Queensland families, pensioners and students have nominated petrol price rises as the cruellest part of Tuesday night’s federal budget.
Their criticism adds to comments from Queensland’s Chamber of Commerce and Industry on Tuesday night that petrol prices rises in the “Jekyll and Hyde budget” would hit Queenslanders hardest because of the state's decentralised population.
Thirty-six year-old Brisbane IT manager, Tim Cridland, and his wife Susan have three young boys; Dominic 4, Patrick 6 and Owen 8.
Susan works 30 hours a week part-time for a call centre and while the two older boys are at school, their youngest Dominic is at kindergarten.
Their trips to and from school mean and work rising fuel costs will be the biggest impact on their family, Tim Cridland said.
“We have two cars, so it will hit us a fair bit because I have to travel a bit to get to work,” Tim Cridland said.
The change to Family Payment Part B – which will cut out at the combined family income of $100,000 and no longer at $150,000 – will affect their tax return.
“That will impact us because we do have two incomes and that will take us over $100,000,” he said.
However Mr Cridland said the family did not rely on the payment because of the irregular hours that Susan worked.
He said the $7 co-payment to visit the family doctor each time would affect them less than the rising petrol prices.
“We might have five visits per child per year, so that is $35 to $40 per child, per year,” he said.
“So that is $120 to $130 per year.”
He said restrictions on unemployment benefits for under 30s was a creeping issue that could hit young families.
“When I was 29, I was married with two kids – and I did actually lose my job when I was 28 for a couple of months,” he said.
“But if that had been in the middle of the global financial crisis, that could quite easily have been us.”
Ray Ferguson represents almost 600,000 Queensland pensioners and people living from their superannuation.
He said the while higher taxes on higher income earners was only temporary, the budget's impact on pensioners was permanent
“The heavy lifting for us goes on forever.
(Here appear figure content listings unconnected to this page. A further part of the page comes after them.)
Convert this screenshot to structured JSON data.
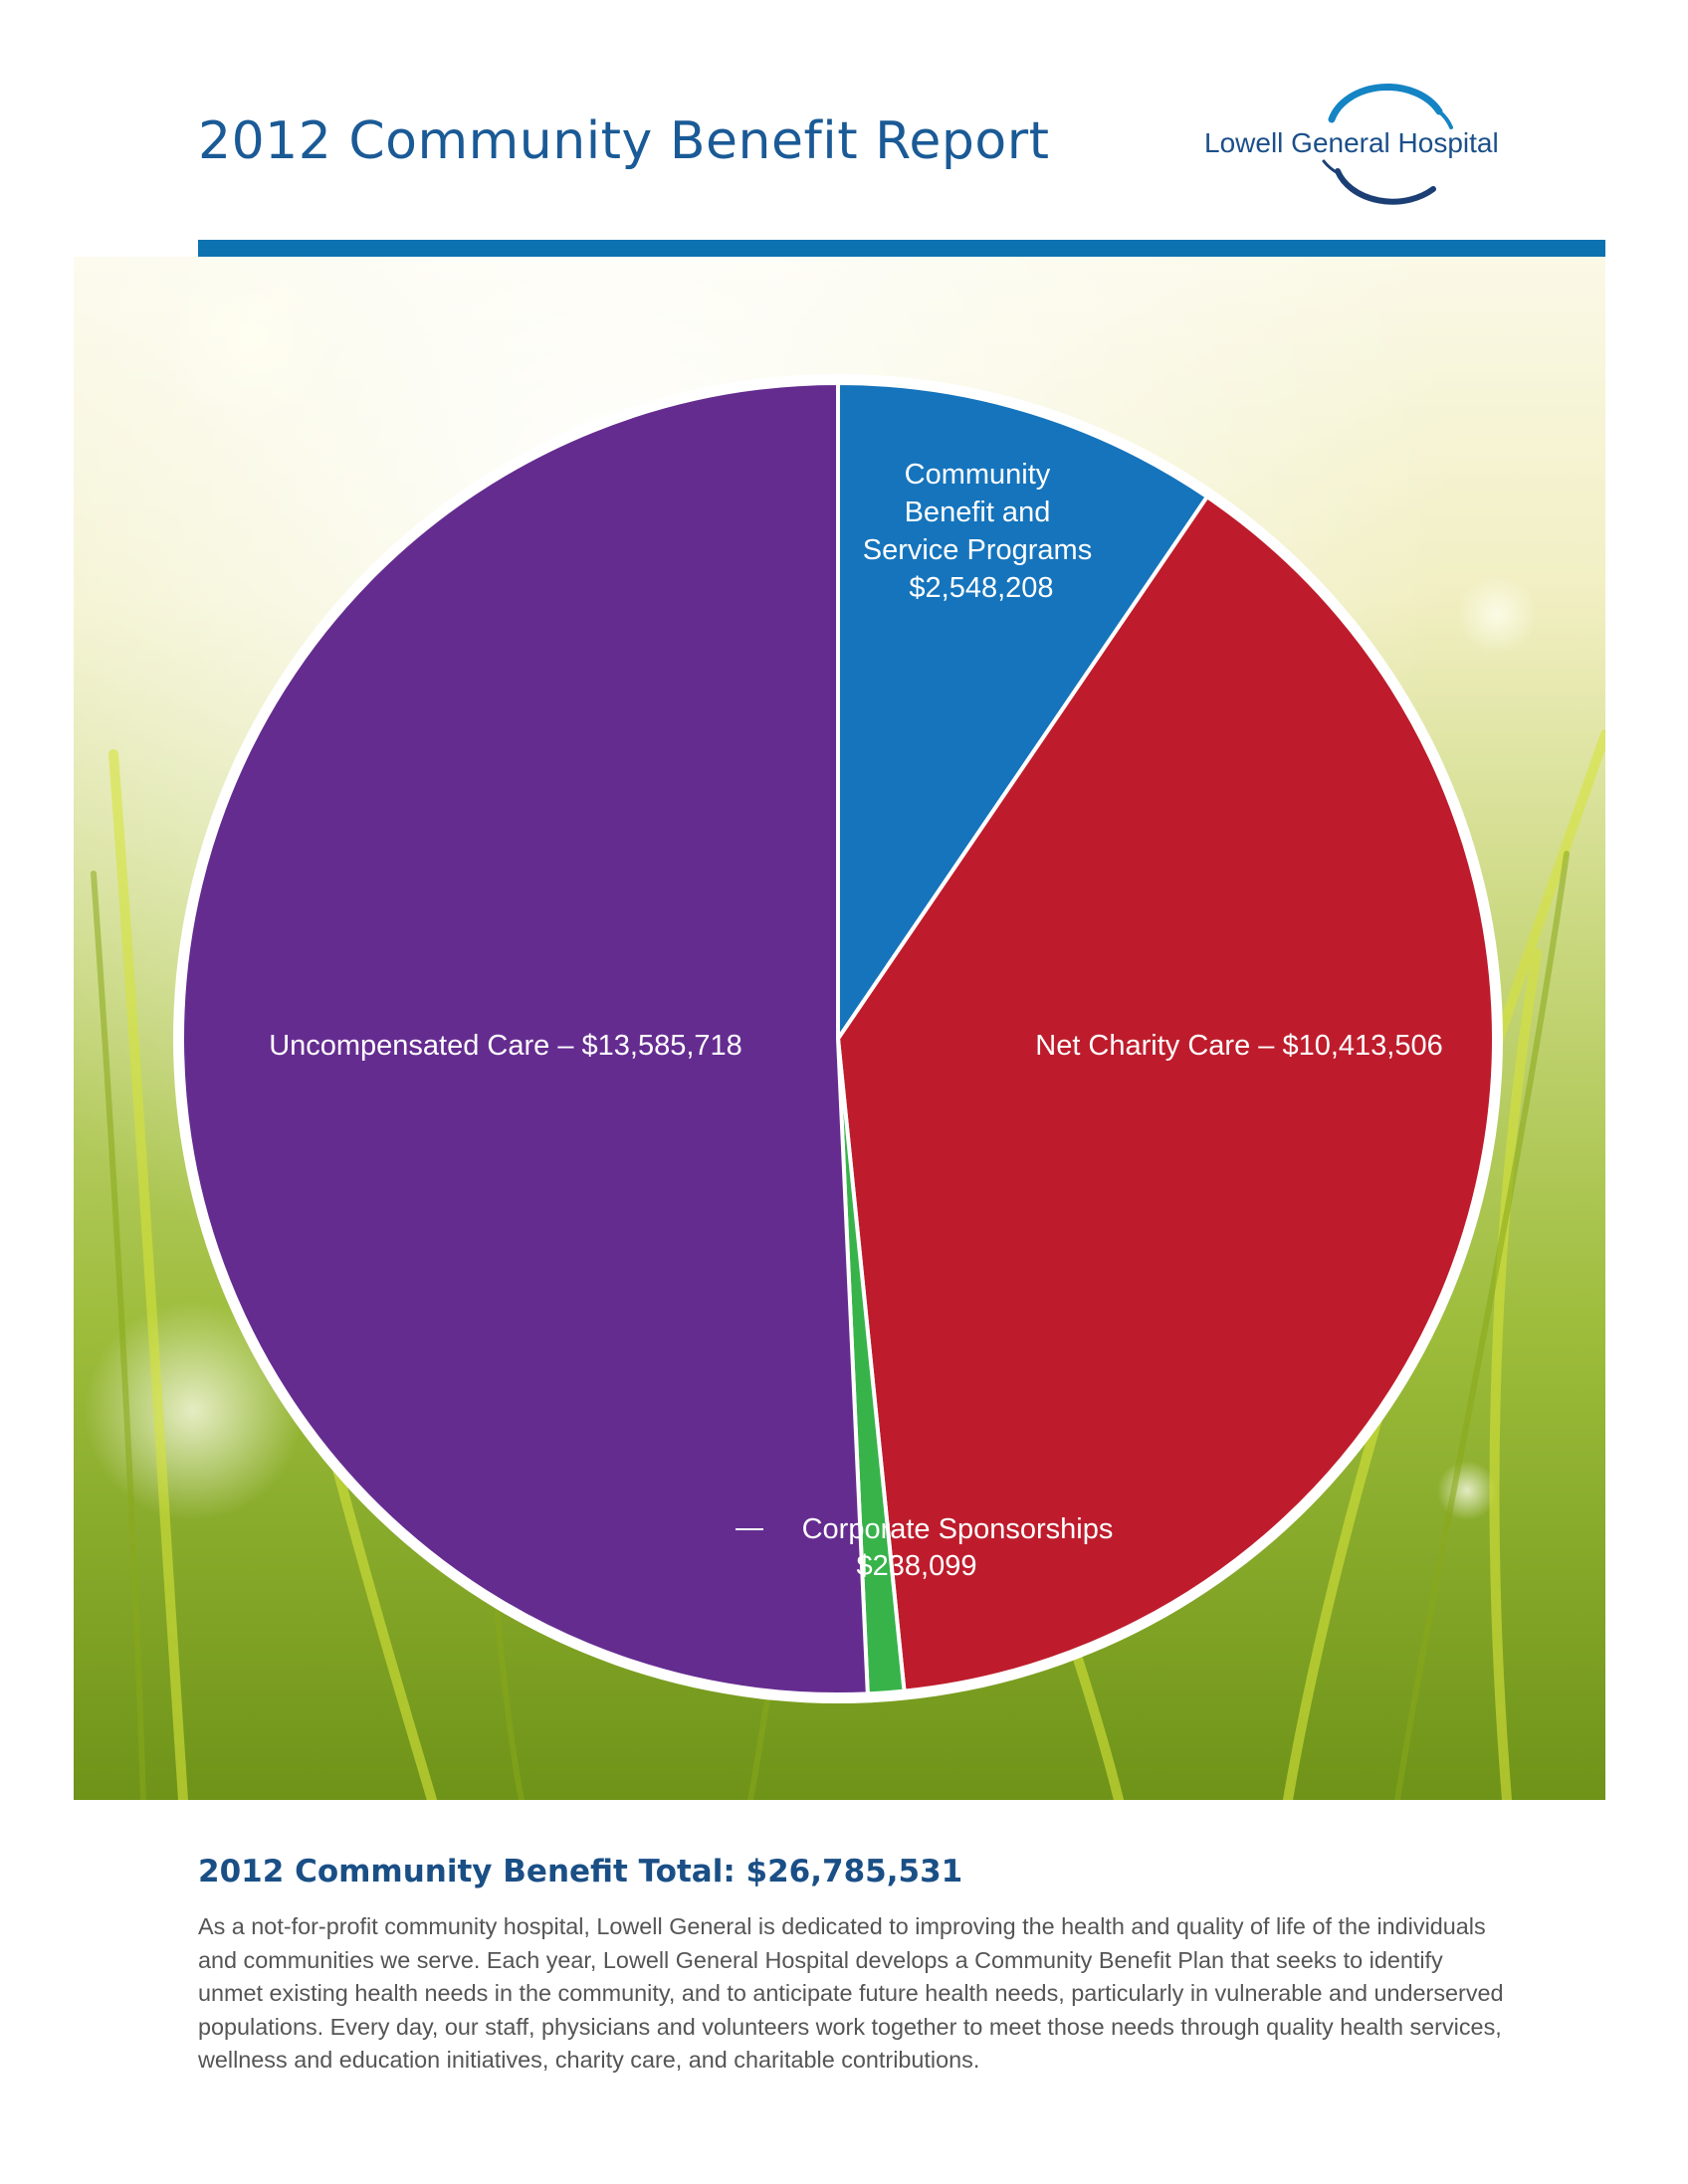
{
  "header": {
    "title": "2012 Community Benefit Report",
    "logo_text": "Lowell General Hospital"
  },
  "colors": {
    "brand_blue": "#0d72b0",
    "title_blue": "#1a5a96",
    "community_benefit": "#1574bc",
    "net_charity": "#be1c2c",
    "corporate": "#37b34a",
    "uncompensated": "#652c90"
  },
  "chart_data": {
    "type": "pie",
    "title": "",
    "slices": [
      {
        "label_lines": [
          "Community",
          "Benefit and",
          "Service Programs"
        ],
        "value_text": "$2,548,208",
        "value": 2548208,
        "color": "#1574bc"
      },
      {
        "label_lines": [
          "Net Charity Care – $10,413,506"
        ],
        "value_text": "",
        "value": 10413506,
        "color": "#be1c2c"
      },
      {
        "label_lines": [
          "Corporate Sponsorships"
        ],
        "value_text": "$238,099",
        "value": 238099,
        "color": "#37b34a"
      },
      {
        "label_lines": [
          "Uncompensated Care – $13,585,718"
        ],
        "value_text": "",
        "value": 13585718,
        "color": "#652c90"
      }
    ]
  },
  "summary": {
    "total_heading": "2012 Community Benefit Total: $26,785,531",
    "paragraph": "As a not-for-profit community hospital, Lowell General is dedicated to improving the health and quality of life of the individuals and communities we serve. Each year, Lowell General Hospital develops a Community Benefit Plan that seeks to identify unmet existing health needs in the community, and to anticipate future health needs, particularly in vulnerable and underserved populations. Every day, our staff, physicians and volunteers work together to meet those needs through quality health services, wellness and education initiatives, charity care, and charitable contributions."
  }
}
The so-called heavy lifting for the top end of town – which I think is only 3 per cent of the population – is over in three years.”
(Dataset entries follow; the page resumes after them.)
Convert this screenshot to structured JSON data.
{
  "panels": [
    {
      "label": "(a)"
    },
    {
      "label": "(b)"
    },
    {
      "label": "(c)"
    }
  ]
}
Mr Ferguson said it would be pensioners who would bear the brunt of the $7 co-payments to visit their doctors.
He said the increase in the fuel excise would have a “huge impact” on pensioners and seniors living outside the inner city.
“The lack of public transport out there means they will have to use a car to get around and they are going to pay for it.”
Funding the aged care pension is Australia's single biggest expense, costing about $40 billion a year and the government needs to reduce the bill.
The retirement age will be lifted to 70 by 2035.
However Mr Ferguson said plans to link the aged care pension to inflation from September 2017, rather than a 27.7 per cent share of the average total male weekly earnings, would simply cut the real value of the aged care pension.
The single aged care pension is $751.80 per fortnight, while the couples’ pension is $566.60.
“We are just going to be a lot worse off,” he said.
He rejected suggestions the cost of providing aged care needed to restrained.
“This is a furphy,” he said.
“The aged pension under the current formula will only rise by 4 per cent next year. In fact welfare payments and health payments are growing less in relation to the overall expenditure in the budget.”
CPI is running at about 2.4 per cent.
Mr Ferguson said the decision to abolish the $850 a year Seniors Supplement would affect about 300,000 retirees.
“The Seniors supplement is to assist in paying utilities - rates, phone bills and things like that,” he said.
State governments and councils pay similar seniors supplements.
Students at an inner Brisbane share house said more expensive higher fuel, as well as the need to repay student loans earlier and at higher prices, would hit them hardest.
Fifth-year law student Charlotte Glab said students – who had limited incomes - were often forgotten as motorists.
“Of all the costs to re-introduce, extra petrol price rises was one thing that everything could agree on would impact them,” she said.
“It is students, pensioners - just everyone who can’t afford it.”
Ms Glab said the deregulation of university fees – letting individual universities set their own charges for courses – raised questions about access to university.
“Unfortunately tertiary education is becoming more a business,” she said.
“It’s more about money making than about learning.”
“So I am not surprised that the Coalition has raised the cap on fees.
“Students effectively have to pay more, pay it sooner and with more interest.”
Fourth-year marine biology student Peter Rankin said he was initially not perturbed by the changes until he learned he would have to pay $3690 each year extra for his doctorate from 2015.
Currently doctorate places are funded by universities, but students pay their own expenses.
“Now they are going to bring in that doctoral students will have to pay a certain amount.
“And for me, that just added an extra $12,000 - $3690 a year for three years,” Mr Rankin said.
“So that is an extra cost for people who have already done four years at university.”